I go running almost every day. I have a route I take frequently, a forest road. I decided to run it backwards the other day. During a few moments, I had to stop, look around, and make sure I was going the right way. This lead me to realize how important it is to look at things from another perspective. More importantly, how we, as creators and artists, should self-reflect, look back, and appreciate the work we’ve already done. There are quite a few learning points in looking back at your own work and accomplishments.
Achieved progress is larger than expected
Self-reflection, self-critique, or self-auditing are techniques one can use to do two things. One, learn and develop skills — learn from your own mistakes — and two, appreciate the journey already traveled, and acknowledge the successes along the road. Let’s call it self-appreciation.

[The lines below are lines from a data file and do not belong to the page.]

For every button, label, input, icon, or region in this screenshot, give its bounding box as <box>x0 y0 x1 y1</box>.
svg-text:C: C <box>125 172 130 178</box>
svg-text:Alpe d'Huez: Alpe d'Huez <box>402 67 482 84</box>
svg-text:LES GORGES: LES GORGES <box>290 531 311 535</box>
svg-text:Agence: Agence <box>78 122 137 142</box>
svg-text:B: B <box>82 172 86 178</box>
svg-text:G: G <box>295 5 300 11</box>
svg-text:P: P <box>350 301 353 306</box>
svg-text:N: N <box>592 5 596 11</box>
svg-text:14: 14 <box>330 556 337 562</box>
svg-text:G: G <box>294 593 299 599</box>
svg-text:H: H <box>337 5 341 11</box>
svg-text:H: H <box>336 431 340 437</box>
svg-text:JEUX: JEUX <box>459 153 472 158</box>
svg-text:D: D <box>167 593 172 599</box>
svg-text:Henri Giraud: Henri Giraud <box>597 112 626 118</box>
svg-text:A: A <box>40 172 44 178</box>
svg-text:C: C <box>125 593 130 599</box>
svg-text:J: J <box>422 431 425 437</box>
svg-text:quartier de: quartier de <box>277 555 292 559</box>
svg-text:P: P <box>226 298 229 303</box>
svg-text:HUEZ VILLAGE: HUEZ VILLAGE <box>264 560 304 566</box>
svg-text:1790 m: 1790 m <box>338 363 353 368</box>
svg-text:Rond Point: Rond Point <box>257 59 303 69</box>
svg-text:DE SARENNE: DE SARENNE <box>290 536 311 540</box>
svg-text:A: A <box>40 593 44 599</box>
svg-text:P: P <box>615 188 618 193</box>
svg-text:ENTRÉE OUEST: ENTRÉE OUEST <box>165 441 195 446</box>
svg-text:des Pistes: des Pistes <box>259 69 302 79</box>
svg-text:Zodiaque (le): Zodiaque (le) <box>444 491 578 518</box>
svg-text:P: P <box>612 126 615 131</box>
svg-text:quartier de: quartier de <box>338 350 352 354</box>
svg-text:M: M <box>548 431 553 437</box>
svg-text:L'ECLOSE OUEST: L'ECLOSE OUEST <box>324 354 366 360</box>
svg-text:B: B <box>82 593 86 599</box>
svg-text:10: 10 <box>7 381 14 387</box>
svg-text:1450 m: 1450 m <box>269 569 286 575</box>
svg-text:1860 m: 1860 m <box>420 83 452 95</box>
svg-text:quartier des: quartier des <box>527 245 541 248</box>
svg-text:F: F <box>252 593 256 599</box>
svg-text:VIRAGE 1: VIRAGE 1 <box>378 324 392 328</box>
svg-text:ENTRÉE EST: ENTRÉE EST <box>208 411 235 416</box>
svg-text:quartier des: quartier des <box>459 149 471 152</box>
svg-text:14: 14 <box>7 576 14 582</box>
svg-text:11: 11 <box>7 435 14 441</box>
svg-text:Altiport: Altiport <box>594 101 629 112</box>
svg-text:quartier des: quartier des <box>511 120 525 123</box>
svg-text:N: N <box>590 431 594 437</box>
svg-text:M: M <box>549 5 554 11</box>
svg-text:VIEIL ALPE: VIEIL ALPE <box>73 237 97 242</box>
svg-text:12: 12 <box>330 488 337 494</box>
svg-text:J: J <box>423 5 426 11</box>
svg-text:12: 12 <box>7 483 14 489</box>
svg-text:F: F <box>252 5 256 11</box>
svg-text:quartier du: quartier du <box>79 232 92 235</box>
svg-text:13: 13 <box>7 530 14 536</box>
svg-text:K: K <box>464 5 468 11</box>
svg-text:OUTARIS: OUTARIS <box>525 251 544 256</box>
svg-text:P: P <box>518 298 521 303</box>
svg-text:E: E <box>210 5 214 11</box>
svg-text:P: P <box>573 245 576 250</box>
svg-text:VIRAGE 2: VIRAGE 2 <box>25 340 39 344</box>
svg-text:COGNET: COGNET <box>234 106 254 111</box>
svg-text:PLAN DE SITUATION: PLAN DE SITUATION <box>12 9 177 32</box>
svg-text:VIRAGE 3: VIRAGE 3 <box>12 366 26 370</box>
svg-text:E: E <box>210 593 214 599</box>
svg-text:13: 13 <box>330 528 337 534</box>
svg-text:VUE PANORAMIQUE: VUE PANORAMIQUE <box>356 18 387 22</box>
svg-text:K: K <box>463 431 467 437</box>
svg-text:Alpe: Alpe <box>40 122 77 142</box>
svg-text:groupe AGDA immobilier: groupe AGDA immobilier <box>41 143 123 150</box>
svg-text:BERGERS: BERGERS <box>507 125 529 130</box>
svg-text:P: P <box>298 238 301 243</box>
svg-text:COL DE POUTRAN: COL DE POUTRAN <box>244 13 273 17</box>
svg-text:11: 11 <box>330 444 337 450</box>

When I look at my work from five years ago, I can’t believe how much my taste has changed. I do things differently today. My taste is different and my work reflects that. Looking back even further, the feeling grows. Comparing my work year-on-year, I can see what I’ve been through, how it affected the way I worked, how much time I had for my personal projects, and it clearly gives my development different sense of the scale. Knowing how much I’ve grown and under what circumstances makes me feel proud and appreciative of my own journey and the work I’ve done. More importantly, it makes me very excited about the future. If I keep on developing with the same delta as before, I become impatient and very eager to start my new projects!
Identifying the trajectory of your art development
Over the years, we develop, we change. We become more educated, we ditch the old beliefs and welcome new. We are better aware of who we are. We gain knowledge, wisdom, and self-definition becomes more apparent.
Our art, be it writing, photography, design, music, or anything else, transforms with us. The change of beliefs, knowledge, or self-definition, they all contribute to the way we create art.
Looking back, going over the archives of your past work will give you an insight on the journey you’ve traveled. It will help you see where you’ve come from, what road you’re on, how your artistic taste is developing, and most importantly, the direction you are on will become clearer. This will either help you stay on track and confirm your ambitions, or it’ll help you steer your ship and navigate it better.
It’s like looking in the mirror when driving — seeing your past and what happens there — helps you going forward.
Self-critique as a learning tool
It would all be not too wise to go over and over your archive just to see what you’ve done and feel good about it, without taking in some learning points.
I like to do this exercise frequently, as it is probably the most important tip among the three. It can be done on a weekly, monthly or yearly basis, depending on how much work you put out there. In a chosen period, choose the best three (or five, or ten) pieces of the work you’ve done. Look at and scrutinize their quality, your approach when you created the piece, what lead you to create it in the first place, and what would you do differently next time? Keep a journal of your notes to come back to later, as it is a great tool to keep a record of your thoughts and ideas. Even if you don’t read it eventually, writing it down gives your self-criticism the weight of importance it deserves.